The Crosby–Kugler capsule, also called the Crosby capsule, is a device used for obtaining biopsies of small bowel mucosa, necessary for the diagnosis of various small bowel diseases. This capsule was originally invented by Dr. William H Crosby to assist in diagnosing Coeliac disease.

The capsule, attached to a long tube, is swallowed.  The other end of the tube remains outside the patient's mouth. When the capsule has reached the desired section of bowel, suction is applied to the tube.  This suction triggers a mechanism in the capsule which causes a spring-loaded knife to sweep across an aperture in the capsule, cutting away any mucosa protruding into the aperture.  The capsule is then pulled up by the tube, and the biopsied tissue is retrieved from within the capsule chamber.

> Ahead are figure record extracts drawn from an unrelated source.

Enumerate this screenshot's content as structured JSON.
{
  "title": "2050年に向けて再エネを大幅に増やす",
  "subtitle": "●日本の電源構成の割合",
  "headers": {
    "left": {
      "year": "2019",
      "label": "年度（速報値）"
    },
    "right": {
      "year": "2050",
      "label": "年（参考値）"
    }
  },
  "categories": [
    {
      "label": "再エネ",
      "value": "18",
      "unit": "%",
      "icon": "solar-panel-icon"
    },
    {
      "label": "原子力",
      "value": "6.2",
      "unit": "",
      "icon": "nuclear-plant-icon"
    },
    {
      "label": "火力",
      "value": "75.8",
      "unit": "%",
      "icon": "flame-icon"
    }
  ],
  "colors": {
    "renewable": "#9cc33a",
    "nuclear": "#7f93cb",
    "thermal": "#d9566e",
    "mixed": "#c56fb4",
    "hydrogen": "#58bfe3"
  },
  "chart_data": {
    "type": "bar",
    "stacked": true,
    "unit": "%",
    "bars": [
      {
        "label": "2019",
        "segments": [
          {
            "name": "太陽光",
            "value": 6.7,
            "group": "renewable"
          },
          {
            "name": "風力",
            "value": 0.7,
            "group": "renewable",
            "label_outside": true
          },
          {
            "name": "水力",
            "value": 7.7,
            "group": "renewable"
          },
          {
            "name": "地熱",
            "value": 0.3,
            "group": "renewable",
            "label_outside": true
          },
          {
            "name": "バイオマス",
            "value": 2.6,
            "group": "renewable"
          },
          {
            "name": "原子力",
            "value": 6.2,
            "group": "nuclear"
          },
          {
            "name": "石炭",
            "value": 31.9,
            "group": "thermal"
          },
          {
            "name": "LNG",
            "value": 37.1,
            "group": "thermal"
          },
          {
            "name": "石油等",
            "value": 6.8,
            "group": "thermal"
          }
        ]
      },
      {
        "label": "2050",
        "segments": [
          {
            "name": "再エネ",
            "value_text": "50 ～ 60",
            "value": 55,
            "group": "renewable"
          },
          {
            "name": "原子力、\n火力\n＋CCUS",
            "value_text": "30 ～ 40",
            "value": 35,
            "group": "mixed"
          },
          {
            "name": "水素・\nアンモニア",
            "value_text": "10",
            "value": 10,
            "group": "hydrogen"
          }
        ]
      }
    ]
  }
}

Since about 1980, it has been possible to perform adequate biopsies on adults during an upper endoscopy, relegating the Crosby capsule to use mainly in children.

References

Crosby WH and Kugler HW: Intraluminal biopsy of the small intestine: the intestinal biopsy capsule.
The American Journal of Digestive Diseases, May 1957, 2 (5): 236–241.
Greene HL, Rosensweig NS, Lufkin EG, Hagler L, Gozansky D, Taunton OD, Herman RH. Biopsy of the small intestine with the Crosby–Kugler capsule. Experience in 3,866 peroral biopsies in children and adults. The American Journal of Digestive Diseases, 1974 Mar;19(3):189–98.